Besoin de nouveaux processus

Si *Re-Use *signifie faire, en l’occurrence construire, avec ce que l’on a, les planificateurs conçoivent généralement les structures porteuses avant de commander le matériel nécessaire. Il faut repenser ce processus. Encore aujourd’hui, il est impossible de définir le coût total de la réutilisation de l’acier. Ce coût dépend des frais engendrés par les différentes étapes du processus, telles que la déconstruction, la preuve de qualité, le traitement de surface et le stockage provisoire. Le projet RUSS vise justement à optimiser ces facteurs.

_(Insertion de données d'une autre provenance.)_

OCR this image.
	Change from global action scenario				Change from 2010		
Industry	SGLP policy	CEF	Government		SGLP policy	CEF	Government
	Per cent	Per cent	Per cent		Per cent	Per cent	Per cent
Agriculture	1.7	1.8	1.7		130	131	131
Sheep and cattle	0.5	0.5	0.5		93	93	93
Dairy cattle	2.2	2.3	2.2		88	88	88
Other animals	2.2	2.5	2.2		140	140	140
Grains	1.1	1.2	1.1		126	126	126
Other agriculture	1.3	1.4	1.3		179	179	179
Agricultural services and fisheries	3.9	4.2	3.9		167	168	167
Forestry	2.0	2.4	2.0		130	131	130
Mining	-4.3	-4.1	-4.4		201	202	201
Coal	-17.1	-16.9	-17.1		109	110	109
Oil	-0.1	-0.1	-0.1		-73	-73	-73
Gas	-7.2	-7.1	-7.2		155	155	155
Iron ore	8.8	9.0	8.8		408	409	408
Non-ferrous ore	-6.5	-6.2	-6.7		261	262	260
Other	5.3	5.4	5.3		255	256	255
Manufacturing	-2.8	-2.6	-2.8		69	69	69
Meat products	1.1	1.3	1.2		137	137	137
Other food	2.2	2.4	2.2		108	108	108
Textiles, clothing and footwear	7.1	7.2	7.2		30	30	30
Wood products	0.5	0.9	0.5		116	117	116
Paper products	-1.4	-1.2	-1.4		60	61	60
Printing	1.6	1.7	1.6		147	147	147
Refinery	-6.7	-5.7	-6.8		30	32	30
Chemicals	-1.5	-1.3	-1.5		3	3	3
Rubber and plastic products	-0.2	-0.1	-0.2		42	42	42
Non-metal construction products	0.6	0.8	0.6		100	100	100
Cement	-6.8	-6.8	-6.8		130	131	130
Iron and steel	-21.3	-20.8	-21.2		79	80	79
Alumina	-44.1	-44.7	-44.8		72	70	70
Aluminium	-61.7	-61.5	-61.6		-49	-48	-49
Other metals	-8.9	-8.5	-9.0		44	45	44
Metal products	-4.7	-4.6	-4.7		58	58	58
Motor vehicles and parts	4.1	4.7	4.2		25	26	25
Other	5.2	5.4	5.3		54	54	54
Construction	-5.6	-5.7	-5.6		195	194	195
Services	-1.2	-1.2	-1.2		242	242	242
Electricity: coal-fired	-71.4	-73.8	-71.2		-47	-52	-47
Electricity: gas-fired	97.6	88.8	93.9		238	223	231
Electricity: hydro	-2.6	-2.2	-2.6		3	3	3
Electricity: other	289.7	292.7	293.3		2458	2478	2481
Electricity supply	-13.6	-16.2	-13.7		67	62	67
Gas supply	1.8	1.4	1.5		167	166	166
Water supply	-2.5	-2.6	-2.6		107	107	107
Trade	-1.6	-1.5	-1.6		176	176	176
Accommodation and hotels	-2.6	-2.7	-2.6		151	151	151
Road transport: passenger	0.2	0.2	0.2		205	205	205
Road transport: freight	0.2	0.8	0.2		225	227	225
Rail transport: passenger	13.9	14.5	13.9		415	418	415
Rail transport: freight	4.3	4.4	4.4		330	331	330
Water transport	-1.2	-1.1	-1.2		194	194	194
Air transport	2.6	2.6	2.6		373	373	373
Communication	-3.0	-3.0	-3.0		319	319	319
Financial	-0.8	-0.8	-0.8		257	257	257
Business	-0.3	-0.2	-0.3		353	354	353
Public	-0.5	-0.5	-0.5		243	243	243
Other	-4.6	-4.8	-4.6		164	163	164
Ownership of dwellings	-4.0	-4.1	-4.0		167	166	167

Comme l’illustre la surélévation de trois étages d’un bâtiment industriel à Winterthour, l’industrie de la construction recèle un énorme potentiel en matière de réutilisation. D’après une étude publiée en 2022, jusqu’à environ 60 % d’émissions de gaz à effet de serre ont pu être évités sur ce chantier grâce à la réutilisation d’éléments. En effet, 8,4 % des profils en acier étaient récupérés d’autres constructions.

La récupération d’éléments de construction a permis d’éviter 91 % des émissions de gaz à effet de serre qui auraient été générés par la fabrication de nouveaux profils en acier recyclé. Une autre étude indique que le bilan des gaz à effet de serre ne trancherait en faveur des nouveaux profils en acier recyclé que si les profils réutilisés devaient être transportés sur une distance de plus de 590 km.

« Il y a encore beaucoup à faire, mais je suis confiant, conclut Alberto Cerri. Nous avons besoin d’incitations plus fortes et d’une meilleure réglementation en matière de réutilisation des éléments de construction. Il faut aussi que cette nouvelle approche gagne en popularité dans notre société ».